Ohanian, Hans C. Einstein’s Mistakes: The Human Failing of Genius. New York: W. W. Norton & Company, 2008.
A friend at church loaned this book to me several months ago, and I just recently had the opportunity to read it. Initially I was discouraged by the font size of the text (10 !!) in this 338 page book. That’s just too small for my comfort when reading, but I began anyway.
Hans C. Ohanian, student of relativity at Princeton and author of this book, begins by pointing out the mistakes of both Galileo and Newton. This discouraged me even more. Along with Einstein, these are the big three in astronomy, and I was not looking forward to reading a bunch of negative stories about them.
When reading I keep my eyes open for descriptions or analogies that will help me explain astronomy. While detailing young Einstein’s weaknesses, Ohanian gives us a limerick to remember:
There was a young lady named Bright,
Who travelled much faster than light.
She set out one day in a relative way,
And returned the previous night.
Then it was time to describe Galileo’s mistakes. Ohanian summed it up by claiming that Galileo’s confession to the Inquisition had some truth to it!
Pope Urban insisted that scientists can never truly know the true mechanism of nature. Since God could produce a particular situation in many unthinkable ways, a scientist should begin by confessing “It’s as if…” when making a claim.
Next, it’s Newton’s turn. Along with suffering effects of mercury poisoning and just being a bad teacher, Newton was overly possessive of his discoveries and vindictive toward competitors. His “Shoulders of Giants” statement was possibly not offered in the kindest of meanings. Ohanian claims that despite his flaws, Newton was worth several Einsteins.
The typeface seemed to get small and the writing seemed to get denser, so I skimmed several pages in the middle of the book. I read the first sentence or two of each paragraph and based on that reading decided if I wanted to read the whole paragraph. Many times I did read whole paragraphs and occasionally I even read whole sections.
An example of the kind of description I’m looking for is
The workings of an electron microscope is like fingers feeling the bumps on a coin.
I liked the demonstration of a blackbody. Cut a small hole in a cardboard box. No matter what color the inside of that box is, the hole always appears black.
On pages 227 and 228 I discovered the most wonderful description of a gravitational field. I’ll sum it up with
“A gravitational field is a relative acceleration of neighboring particles.”
I think the description that leads up to that bottom line is worth the difficulty with all the rest of the book.
All objects of mass have a gravitational effect on all other objects of mass. How much? Of course, that depends on size and distance. The pull of the Sun (1 solar mass at 1 A.U.) on
your body is about the weight of an egg. (p. 228) Wonderful!
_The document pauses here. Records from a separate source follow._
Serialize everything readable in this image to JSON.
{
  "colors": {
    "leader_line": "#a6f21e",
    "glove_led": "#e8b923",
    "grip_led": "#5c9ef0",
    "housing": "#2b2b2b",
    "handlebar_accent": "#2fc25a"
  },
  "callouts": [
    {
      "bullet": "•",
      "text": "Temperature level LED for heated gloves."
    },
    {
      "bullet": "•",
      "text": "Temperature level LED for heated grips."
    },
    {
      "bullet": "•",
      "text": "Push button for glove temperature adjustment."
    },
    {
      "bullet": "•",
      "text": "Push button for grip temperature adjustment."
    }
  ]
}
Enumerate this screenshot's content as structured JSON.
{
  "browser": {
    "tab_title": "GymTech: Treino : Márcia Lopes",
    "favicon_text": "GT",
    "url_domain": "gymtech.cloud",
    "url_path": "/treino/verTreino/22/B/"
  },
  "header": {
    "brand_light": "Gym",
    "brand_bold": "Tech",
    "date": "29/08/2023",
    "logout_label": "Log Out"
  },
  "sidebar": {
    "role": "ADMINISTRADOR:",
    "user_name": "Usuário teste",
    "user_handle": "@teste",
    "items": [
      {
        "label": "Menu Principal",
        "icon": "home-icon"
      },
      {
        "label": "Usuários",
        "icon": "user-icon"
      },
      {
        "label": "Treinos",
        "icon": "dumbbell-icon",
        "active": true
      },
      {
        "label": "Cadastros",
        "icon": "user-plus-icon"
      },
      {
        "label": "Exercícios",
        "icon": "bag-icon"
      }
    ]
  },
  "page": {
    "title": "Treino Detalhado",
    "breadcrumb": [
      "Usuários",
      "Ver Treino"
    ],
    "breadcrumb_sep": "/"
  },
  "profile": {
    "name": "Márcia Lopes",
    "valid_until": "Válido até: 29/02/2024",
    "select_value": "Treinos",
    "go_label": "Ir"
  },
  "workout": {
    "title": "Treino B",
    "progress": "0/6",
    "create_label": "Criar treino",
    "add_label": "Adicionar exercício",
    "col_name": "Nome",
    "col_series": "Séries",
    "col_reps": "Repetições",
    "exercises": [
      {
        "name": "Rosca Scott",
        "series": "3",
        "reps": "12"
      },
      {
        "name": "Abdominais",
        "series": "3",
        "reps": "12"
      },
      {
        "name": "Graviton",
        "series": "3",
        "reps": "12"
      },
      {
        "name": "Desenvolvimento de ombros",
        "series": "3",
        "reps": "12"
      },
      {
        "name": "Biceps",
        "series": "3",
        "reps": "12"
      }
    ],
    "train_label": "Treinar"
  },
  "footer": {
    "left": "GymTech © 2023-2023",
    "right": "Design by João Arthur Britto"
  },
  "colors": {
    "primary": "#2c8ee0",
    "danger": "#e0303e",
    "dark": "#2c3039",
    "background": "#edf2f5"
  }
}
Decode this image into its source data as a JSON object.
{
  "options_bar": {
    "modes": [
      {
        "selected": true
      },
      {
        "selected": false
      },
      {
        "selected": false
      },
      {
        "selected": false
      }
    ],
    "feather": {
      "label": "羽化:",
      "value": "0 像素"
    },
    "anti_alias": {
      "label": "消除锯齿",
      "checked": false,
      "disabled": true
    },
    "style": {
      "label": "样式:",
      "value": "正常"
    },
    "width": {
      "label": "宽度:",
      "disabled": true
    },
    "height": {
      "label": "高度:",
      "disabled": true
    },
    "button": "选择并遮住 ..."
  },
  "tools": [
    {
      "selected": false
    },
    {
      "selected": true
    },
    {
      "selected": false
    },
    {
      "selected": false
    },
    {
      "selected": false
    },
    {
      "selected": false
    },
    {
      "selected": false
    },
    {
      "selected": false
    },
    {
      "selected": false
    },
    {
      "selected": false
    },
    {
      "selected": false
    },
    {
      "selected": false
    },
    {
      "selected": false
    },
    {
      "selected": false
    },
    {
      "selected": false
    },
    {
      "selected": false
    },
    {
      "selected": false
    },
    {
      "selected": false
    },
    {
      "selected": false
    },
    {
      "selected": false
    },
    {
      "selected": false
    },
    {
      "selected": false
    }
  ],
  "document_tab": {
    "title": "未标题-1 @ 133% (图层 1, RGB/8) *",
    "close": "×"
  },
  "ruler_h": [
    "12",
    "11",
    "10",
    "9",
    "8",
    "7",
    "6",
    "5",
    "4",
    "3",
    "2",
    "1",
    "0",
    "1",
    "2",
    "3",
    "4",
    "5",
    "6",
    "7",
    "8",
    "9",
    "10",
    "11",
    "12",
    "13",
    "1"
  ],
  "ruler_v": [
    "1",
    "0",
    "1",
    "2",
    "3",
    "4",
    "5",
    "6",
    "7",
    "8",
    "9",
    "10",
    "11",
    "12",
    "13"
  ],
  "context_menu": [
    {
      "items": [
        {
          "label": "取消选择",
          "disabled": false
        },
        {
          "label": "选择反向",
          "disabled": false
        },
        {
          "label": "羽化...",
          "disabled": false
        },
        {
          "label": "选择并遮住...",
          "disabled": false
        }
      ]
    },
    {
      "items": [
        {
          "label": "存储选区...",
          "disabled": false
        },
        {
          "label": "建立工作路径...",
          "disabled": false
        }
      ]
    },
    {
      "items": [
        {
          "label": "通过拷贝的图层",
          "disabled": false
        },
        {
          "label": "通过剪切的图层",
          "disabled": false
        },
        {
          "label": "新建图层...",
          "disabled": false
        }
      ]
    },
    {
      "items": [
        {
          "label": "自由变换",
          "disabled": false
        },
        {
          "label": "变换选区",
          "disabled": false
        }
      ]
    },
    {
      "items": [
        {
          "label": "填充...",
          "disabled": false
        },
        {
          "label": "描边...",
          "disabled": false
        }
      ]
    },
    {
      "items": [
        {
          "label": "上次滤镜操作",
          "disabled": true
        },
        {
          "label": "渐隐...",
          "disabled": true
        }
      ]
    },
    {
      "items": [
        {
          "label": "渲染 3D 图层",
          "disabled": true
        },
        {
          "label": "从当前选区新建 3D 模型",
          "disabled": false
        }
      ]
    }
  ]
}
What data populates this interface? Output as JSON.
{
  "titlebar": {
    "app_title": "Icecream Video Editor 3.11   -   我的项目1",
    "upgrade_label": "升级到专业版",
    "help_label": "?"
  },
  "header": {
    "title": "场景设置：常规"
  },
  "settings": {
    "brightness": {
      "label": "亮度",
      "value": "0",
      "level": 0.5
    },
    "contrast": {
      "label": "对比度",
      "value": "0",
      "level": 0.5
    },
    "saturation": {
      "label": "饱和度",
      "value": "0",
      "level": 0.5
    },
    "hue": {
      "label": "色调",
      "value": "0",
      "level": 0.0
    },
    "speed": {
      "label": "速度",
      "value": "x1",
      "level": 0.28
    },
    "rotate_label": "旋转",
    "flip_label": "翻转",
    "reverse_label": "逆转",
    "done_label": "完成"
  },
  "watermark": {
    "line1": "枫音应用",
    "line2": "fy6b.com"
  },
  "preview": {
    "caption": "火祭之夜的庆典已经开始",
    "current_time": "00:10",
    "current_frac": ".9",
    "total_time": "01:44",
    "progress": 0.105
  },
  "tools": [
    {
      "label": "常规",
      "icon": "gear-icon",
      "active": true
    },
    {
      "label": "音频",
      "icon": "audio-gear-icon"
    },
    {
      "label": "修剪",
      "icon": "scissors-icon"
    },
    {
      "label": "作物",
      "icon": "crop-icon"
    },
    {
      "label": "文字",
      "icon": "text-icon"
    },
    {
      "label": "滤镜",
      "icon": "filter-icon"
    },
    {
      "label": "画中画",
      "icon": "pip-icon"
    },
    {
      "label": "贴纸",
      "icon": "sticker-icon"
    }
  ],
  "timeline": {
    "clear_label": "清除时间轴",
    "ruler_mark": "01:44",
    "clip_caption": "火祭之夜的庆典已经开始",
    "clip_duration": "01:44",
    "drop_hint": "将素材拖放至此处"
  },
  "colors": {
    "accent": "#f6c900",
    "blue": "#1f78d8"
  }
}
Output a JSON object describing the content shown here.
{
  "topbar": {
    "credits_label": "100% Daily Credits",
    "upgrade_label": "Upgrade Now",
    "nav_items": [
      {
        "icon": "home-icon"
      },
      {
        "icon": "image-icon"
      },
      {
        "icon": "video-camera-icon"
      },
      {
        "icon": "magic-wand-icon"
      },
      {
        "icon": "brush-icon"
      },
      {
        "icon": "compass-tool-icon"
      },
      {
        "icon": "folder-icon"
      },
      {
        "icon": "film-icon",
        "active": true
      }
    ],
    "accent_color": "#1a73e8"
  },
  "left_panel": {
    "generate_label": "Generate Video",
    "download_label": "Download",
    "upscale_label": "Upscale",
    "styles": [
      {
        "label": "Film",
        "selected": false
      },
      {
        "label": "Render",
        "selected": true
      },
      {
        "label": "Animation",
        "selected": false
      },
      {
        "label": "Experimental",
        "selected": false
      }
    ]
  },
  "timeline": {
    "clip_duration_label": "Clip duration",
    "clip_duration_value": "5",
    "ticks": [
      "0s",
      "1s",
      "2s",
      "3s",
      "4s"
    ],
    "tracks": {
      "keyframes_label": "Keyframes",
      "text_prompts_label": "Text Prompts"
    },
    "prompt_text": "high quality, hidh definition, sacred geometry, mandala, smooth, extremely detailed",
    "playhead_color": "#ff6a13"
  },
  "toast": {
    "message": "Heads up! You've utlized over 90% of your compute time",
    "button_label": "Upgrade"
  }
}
After some review of the meaning of “theory” in science, Ohanian explained that Einstein called his major works “principles” not theories. Theories explain why something works. “Principles” described how things work. For example, Einstein’s famous papers were about how to synchronize clocks and how to impose time dilation, meaning they are principles.
But later, some of Einstein’s supporters changed the titles to “theory.”
The bottom line for Ohanian: Einstein’s mistakes put him about 20 years ahead of the other physicists of the time. Wow, that’s the kind of mistake to make.
But Einstein’s relationship with his youngest son is included in this book. Though not labeled a “mistake” I think it’s pretty clear that Einstein made many in regards to his family.
Looking for a casual read? If so, I’d skip this book.
If you’re looking for a dense look into the ugliness of scientific politics, this might be for you.